Plato—because he had the audacity to ban the poets (too crazy, too emotional) from his Republic.


Aristotle—The Greek alternative to Plato. “Tragedy is good because it purges emotions.”


Samuel Johnson—Did us all a favor by faulting the “metaphysical poets,” saying of them “the most heterogeneous ideas are yoked by violence together.”


Wordsworth—Also did us peasants a favor by defining poetry as plain talk.


Poe—More fodder for the simple folk: “A long poem does not exist” and “the best subject for a poem is the death of a beautiful woman.”


T.S. Eliot—Returned poetry to the professors. Told us “poetry must be difficult” in an essay praising the metaphysical poets.

Despite the fact I have said Criticism is rare, that critics are usually poets first, and that people generally dislike or fear criticism, I will defend Criticism in this essay—only because I believe critically I have something to say.

This is all that matters.

Having something to say. Critically, that is.
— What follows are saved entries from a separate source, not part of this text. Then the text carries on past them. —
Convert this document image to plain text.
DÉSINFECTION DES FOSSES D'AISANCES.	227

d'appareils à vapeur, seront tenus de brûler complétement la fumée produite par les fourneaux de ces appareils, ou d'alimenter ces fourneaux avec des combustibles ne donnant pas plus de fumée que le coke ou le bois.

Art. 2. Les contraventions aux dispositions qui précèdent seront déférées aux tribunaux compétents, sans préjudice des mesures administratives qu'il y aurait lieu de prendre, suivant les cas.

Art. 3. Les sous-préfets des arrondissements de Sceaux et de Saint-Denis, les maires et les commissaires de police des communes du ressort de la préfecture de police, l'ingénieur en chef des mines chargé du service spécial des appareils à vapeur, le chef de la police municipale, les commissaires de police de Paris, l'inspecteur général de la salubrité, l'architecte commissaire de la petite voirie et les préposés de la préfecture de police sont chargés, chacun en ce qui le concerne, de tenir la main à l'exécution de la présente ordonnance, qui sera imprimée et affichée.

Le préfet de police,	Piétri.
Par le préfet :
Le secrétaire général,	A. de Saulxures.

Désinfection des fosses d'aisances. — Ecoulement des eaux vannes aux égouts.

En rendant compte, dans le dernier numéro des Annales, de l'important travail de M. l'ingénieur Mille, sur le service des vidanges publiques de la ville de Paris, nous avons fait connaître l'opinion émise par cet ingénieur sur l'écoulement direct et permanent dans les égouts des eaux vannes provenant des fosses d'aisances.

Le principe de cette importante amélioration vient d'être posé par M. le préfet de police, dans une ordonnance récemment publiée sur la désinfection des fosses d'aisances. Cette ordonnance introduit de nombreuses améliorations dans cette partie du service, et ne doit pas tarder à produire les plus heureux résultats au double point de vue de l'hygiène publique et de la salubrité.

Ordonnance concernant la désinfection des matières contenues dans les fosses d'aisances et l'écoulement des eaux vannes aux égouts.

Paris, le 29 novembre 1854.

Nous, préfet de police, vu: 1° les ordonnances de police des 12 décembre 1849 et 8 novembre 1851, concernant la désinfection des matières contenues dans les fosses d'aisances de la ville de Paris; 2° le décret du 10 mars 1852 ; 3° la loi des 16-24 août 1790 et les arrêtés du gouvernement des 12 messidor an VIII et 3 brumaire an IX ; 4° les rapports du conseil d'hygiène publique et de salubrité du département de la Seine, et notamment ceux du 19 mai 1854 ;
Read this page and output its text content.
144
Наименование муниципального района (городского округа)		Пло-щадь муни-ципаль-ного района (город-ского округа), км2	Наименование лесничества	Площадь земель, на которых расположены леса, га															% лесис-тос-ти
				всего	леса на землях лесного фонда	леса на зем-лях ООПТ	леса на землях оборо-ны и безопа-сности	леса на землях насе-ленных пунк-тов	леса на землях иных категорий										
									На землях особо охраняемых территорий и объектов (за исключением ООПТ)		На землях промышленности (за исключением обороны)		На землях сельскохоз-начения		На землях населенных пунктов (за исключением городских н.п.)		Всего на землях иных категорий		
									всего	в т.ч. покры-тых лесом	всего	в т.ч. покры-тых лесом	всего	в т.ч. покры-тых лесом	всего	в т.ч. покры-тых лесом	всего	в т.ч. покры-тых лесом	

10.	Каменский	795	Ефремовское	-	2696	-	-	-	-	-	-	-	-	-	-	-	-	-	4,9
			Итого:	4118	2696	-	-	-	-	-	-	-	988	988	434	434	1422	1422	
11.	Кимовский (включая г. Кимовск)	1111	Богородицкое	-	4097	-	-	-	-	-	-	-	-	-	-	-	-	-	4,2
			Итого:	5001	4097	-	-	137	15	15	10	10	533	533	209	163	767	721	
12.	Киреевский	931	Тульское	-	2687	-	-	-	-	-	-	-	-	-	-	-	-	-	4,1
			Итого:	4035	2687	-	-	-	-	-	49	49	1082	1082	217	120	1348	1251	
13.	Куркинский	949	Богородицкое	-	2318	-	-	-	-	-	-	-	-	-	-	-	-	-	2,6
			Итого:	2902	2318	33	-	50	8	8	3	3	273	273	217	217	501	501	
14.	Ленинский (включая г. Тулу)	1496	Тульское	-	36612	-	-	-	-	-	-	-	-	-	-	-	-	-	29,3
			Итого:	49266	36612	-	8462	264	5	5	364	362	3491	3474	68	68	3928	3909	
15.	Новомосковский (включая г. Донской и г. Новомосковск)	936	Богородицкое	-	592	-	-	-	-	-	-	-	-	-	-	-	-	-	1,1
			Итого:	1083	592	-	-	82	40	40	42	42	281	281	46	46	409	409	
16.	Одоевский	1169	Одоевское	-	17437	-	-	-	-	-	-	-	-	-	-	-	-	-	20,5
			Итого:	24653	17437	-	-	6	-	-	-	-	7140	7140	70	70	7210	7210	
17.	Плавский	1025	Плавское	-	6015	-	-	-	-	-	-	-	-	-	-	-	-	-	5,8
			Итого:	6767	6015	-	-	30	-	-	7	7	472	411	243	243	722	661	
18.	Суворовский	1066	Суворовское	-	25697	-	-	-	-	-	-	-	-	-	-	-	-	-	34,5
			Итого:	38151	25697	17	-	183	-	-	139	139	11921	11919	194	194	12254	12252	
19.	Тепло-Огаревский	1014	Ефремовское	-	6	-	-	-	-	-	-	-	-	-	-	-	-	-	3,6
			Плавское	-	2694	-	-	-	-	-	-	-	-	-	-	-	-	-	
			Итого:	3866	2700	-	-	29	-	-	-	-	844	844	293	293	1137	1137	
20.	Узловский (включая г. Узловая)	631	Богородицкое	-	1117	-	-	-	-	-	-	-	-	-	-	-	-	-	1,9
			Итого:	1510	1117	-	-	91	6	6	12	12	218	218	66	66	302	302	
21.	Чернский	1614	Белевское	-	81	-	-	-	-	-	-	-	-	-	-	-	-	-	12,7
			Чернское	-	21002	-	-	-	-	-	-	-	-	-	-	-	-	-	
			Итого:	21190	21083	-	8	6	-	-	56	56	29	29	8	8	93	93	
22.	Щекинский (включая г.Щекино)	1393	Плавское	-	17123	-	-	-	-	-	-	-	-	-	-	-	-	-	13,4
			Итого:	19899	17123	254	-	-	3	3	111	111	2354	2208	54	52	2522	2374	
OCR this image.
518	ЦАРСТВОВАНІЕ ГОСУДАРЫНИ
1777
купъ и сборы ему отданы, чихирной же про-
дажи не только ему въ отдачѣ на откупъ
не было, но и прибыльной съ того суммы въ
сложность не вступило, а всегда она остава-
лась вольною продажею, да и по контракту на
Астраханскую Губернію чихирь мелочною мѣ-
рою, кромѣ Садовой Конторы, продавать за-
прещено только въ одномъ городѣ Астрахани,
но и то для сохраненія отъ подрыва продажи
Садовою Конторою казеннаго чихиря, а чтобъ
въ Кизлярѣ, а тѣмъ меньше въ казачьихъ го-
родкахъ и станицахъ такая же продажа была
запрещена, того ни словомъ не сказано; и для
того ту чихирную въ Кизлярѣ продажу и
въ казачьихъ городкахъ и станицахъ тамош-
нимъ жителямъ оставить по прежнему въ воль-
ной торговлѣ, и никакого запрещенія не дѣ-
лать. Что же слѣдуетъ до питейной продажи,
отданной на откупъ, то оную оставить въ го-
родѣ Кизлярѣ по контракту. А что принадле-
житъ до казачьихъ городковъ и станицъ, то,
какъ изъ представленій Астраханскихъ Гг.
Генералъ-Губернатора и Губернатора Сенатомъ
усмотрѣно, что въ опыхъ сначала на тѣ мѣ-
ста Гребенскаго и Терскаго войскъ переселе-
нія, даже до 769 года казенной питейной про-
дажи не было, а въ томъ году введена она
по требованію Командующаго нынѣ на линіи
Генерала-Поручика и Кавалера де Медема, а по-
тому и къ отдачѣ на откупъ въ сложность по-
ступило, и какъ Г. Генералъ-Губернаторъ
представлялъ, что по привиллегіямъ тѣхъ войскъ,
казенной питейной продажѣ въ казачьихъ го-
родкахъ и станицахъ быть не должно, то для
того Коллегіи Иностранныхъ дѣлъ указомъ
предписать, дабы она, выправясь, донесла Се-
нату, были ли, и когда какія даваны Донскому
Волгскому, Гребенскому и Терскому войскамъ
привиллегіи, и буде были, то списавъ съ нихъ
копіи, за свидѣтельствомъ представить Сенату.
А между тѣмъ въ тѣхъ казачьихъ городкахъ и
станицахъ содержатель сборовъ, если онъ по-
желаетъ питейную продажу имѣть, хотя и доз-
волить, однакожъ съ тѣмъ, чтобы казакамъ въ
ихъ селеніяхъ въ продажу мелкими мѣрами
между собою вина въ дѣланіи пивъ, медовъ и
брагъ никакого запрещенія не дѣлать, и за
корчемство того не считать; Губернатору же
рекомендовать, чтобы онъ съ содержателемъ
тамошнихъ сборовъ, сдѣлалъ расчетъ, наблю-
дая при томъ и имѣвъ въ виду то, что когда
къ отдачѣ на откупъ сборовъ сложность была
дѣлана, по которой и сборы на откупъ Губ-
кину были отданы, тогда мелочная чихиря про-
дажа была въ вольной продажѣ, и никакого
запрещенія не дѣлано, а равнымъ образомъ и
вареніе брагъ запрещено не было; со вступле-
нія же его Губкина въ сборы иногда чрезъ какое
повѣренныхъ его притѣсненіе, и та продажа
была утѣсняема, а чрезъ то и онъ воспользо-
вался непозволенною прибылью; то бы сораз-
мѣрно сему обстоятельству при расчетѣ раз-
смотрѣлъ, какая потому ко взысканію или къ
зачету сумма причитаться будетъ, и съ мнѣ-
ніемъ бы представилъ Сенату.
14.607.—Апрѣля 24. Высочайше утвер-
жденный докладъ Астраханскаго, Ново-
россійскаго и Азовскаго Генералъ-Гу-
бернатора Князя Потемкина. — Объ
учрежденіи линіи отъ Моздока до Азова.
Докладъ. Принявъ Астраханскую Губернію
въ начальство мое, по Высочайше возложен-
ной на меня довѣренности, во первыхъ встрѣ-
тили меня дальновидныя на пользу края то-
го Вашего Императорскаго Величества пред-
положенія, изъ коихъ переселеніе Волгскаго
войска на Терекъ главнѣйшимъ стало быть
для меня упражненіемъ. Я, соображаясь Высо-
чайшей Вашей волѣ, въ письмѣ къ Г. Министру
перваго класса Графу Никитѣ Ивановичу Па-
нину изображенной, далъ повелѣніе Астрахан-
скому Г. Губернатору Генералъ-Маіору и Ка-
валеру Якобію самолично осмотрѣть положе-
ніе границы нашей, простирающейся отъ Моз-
Auden mocked poets who earnestly felt they “had something to say.”

Well. Of course.

Poets do need ideas, though. In poetry, it is not the idea, but how the idea gets put into the poem.

Somewhere along the way, based on wise remarks by those like Auden, and due to the hard, gem-like resistance of Modernism generally, ideas—as things to be stated, worked-up, and enjoyed—got tossed aside.

Never mind poems—Criticism is nothing but ideas.

Most young writers today who try their hand at “criticism” have no overriding ideas; they choose topics to write on—a poet’s lifestyle or some neat time period.

As I think Plato and Aristotle demonstrated, literary criticism belongs properly to philosophy—even if it’s “amateur” philosophy.

Criticism should remain above poetry and not play second fiddle to it—even if it plays its fiddle in a “professional” manner, like Helen Vendler or Marjorie Perloff, or God forbid, Harold Bloom (who carried on as if he were a pure Critic, but was not; his colleague at Yale, W. Jackson Bate, was far closer to true Criticism).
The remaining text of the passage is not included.